Sunday, 11 July 2010
French Marquis; Soviet Hero
I don’t generally read obituaries. To be more exact, I don’t think I’ve ever read one right through. I did on Saturday, though, for two reasons: the obituary was about a pilot and I have a slight obsession with all matters relating to flying and aircraft at the present. But it wasn’t about just any pilot, no; it was about a French marquis who flew a Yak fighter alongside the Red Air Force during the Second World War. Reading these outline facts I was drawn like a moth to a flame!
Jacques, marquis de Saint Phalle, who died on 15 June aged ninety-two, belonged to a family that can trace its roots as far back as the sixth century. His ancestral home was the Burgundian Chateau de Mountgoublin. During the war he managed to escape from occupied France, coming to London, where he hoped to fly Spitfires with the RAF.
Instead he eventually found serving with the Normandie-Neman squadron of the Free French Air Force, which was sent, on the suggestion of Charles de Gaulle, to the Eastern Front in 1943 to aid the Soviet forces. The unit had the name Neman appended to its title by Stalin himself after the part it played the Battle of the Neman River in 1944.
Although Saint Phalle himself only ever had one confirmed kill in a hundred missions, shooting down a Focke-Wulf 190, the squadron destroyed 273 enemy aircraft in all between March 1943 and May 1945, flying Russian Yakovlev ‘Yak’ fighters, as effective in the east as the Spitfire was in the west. Such was the prowess of the unit, emphasised in Soviet propaganda, that Field Marshal William Keitel ordered the immediate execution of any captured French pilots.

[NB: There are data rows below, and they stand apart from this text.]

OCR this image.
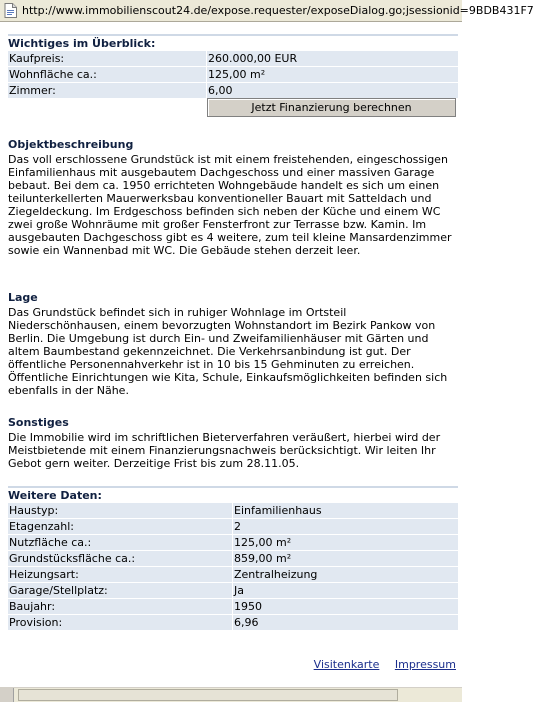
http://www.immobilienscout24.de/expose.requester/exposeDialog.go;jsessionid=9BDB431F7
Wichtiges im Überblick:
Kaufpreis:	260.000,00 EUR
Wohnfläche ca.:	125,00 m²
Zimmer:	6,00
Jetzt Finanzierung berechnen
Objektbeschreibung

Das voll erschlossene Grundstück ist mit einem freistehenden, eingeschossigen Einfamilienhaus mit ausgebautem Dachgeschoss und einer massiven Garage bebaut. Bei dem ca. 1950 errichteten Wohngebäude handelt es sich um einen teilunterkellerten Mauerwerksbau konventioneller Bauart mit Satteldach und Ziegeldeckung. Im Erdgeschoss befinden sich neben der Küche und einem WC zwei große Wohnräume mit großer Fensterfront zur Terrasse bzw. Kamin. Im ausgebauten Dachgeschoss gibt es 4 weitere, zum teil kleine Mansardenzimmer sowie ein Wannenbad mit WC. Die Gebäude stehen derzeit leer.

Lage

Das Grundstück befindet sich in ruhiger Wohnlage im Ortsteil Niederschönhausen, einem bevorzugten Wohnstandort im Bezirk Pankow von Berlin. Die Umgebung ist durch Ein- und Zweifamilienhäuser mit Gärten und altem Baumbestand gekennzeichnet. Die Verkehrsanbindung ist gut. Der öffentliche Personennahverkehr ist in 10 bis 15 Gehminuten zu erreichen. Öffentliche Einrichtungen wie Kita, Schule, Einkaufsmöglichkeiten befinden sich ebenfalls in der Nähe.

Sonstiges

Die Immobilie wird im schriftlichen Bieterverfahren veräußert, hierbei wird der Meistbietende mit einem Finanzierungsnachweis berücksichtigt. Wir leiten Ihr Gebot gern weiter. Derzeitige Frist bis zum 28.11.05.

Weitere Daten:
Haustyp:	Einfamilienhaus
Etagenzahl:	2
Nutzfläche ca.:	125,00 m²
Grundstücksfläche ca.:	859,00 m²
Heizungsart:	Zentralheizung
Garage/Stellplatz:	Ja
Baujahr:	1950
Provision:	6,96
Visitenkarte Impressum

Saint Phalle, clearly a remarkable man, had begun his pilot training before the war, obtaining his licence in the summer of 1939. Even so when he came to London he had not enough flying hours to qualify as a skilled pilot. He simply overcame this obstacle by lying to Jean Tulasne, the commander of the Normandie squadron. For his part in the war in the east he was awarded the Order of the Red Banner, the Medal for the Victory over Germany and the Order of the Patriotic War.
I have no idea what his politics were; so while I’m tempted to call him the ‘Red Marquis’ this may be a disservice to his memory. Instead, by one of the little ironies that history rather favours, a French aristocrat found himself fighting for the "workers' state". I wonder what Robespierre and Marat would have made of that!
The magic of the craft has opened for me a world in which I shall confront, within two hours, the black dragons and the crowned crests of a coma of blue lightning, and when night has fallen I, delivered, shall read my course in the stars.